As HealthCare.gov — the main door to insurance shopping for 13 million of the 17 million uninsured who are eligible for subsidies — gets patched up in the coming weeks, the government must also prepare the world’s largest insurance store to meet two equally daunting challenges.

The first is to get enrollment, billing and premium collections working smoothly. In 2006, when we launched the Massachusetts Health Connector, which became the prototype for insurance exchanges under the ACA, my team encountered start-up problems. Tracking billing and collections was a much bigger challenge than getting our Web site to work.

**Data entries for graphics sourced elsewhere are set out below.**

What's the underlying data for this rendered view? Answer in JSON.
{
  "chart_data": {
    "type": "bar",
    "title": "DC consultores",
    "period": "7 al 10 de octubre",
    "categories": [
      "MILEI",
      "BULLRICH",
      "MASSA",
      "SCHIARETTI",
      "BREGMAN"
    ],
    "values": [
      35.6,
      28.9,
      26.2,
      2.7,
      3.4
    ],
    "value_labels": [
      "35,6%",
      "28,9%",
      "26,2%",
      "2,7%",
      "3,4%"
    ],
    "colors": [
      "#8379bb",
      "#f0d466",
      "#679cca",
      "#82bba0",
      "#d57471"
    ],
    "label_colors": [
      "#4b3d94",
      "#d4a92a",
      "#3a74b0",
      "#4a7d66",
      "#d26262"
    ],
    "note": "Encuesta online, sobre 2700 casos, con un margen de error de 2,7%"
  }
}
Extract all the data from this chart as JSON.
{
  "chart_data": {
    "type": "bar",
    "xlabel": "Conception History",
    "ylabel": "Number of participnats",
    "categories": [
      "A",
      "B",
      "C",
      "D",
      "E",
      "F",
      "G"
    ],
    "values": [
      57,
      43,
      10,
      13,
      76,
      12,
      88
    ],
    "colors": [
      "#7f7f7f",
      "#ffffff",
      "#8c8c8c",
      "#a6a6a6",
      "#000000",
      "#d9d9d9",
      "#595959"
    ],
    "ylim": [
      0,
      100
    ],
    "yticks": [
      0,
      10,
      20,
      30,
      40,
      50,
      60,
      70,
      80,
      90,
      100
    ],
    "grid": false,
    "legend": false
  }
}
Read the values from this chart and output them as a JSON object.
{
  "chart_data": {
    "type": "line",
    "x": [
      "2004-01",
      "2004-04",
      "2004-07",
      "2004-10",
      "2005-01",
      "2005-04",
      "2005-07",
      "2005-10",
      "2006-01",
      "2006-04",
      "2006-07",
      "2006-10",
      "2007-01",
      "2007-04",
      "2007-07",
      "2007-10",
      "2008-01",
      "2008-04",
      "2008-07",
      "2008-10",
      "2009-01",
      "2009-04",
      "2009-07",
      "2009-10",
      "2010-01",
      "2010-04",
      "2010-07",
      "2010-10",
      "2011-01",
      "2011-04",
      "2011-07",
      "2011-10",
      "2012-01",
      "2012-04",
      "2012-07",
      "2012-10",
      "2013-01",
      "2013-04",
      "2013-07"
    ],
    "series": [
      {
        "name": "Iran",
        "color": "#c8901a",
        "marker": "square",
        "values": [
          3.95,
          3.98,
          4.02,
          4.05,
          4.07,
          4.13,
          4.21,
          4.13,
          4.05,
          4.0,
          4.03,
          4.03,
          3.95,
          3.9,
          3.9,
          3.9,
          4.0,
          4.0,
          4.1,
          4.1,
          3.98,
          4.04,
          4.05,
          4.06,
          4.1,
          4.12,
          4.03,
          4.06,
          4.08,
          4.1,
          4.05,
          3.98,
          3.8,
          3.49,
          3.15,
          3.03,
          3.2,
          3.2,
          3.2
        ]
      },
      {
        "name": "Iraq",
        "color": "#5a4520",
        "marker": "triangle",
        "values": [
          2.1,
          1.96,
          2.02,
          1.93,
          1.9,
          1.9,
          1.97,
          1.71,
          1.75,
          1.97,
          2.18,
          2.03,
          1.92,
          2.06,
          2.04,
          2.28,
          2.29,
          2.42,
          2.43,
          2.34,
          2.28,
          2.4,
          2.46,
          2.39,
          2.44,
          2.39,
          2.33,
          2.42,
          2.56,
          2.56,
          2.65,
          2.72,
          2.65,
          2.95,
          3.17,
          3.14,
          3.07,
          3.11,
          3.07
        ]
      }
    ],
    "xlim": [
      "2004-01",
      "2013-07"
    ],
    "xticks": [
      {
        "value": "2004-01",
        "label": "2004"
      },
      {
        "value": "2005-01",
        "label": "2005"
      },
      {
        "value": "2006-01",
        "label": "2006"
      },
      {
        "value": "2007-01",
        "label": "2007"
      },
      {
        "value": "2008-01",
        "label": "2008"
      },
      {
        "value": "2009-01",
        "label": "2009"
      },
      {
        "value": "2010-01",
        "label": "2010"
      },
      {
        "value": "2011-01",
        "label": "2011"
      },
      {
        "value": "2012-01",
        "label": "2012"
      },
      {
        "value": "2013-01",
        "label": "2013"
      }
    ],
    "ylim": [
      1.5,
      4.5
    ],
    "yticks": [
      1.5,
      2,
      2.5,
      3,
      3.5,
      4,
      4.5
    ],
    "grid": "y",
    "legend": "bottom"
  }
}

Here’s why: Enrollees are not covered until their first month’s premium is received. In the individual insurance market, premium billing and collection is difficult to track. Folks frequently pay late or in weekly installments, or send too little or even too much. And when they stop paying, they often do not notify the insurer; the company must determine whether it is an intentional termination, an oversight, or a lost or late payment. Unlike most of today’s 15 million direct enrollees, who pay premiums on their own, an estimated 27 percent of those who will be eligible for tax credits under the ACA do not have checking accounts. So they must use cash, money orders or prepaid debit cards to pay their share of monthly premiums.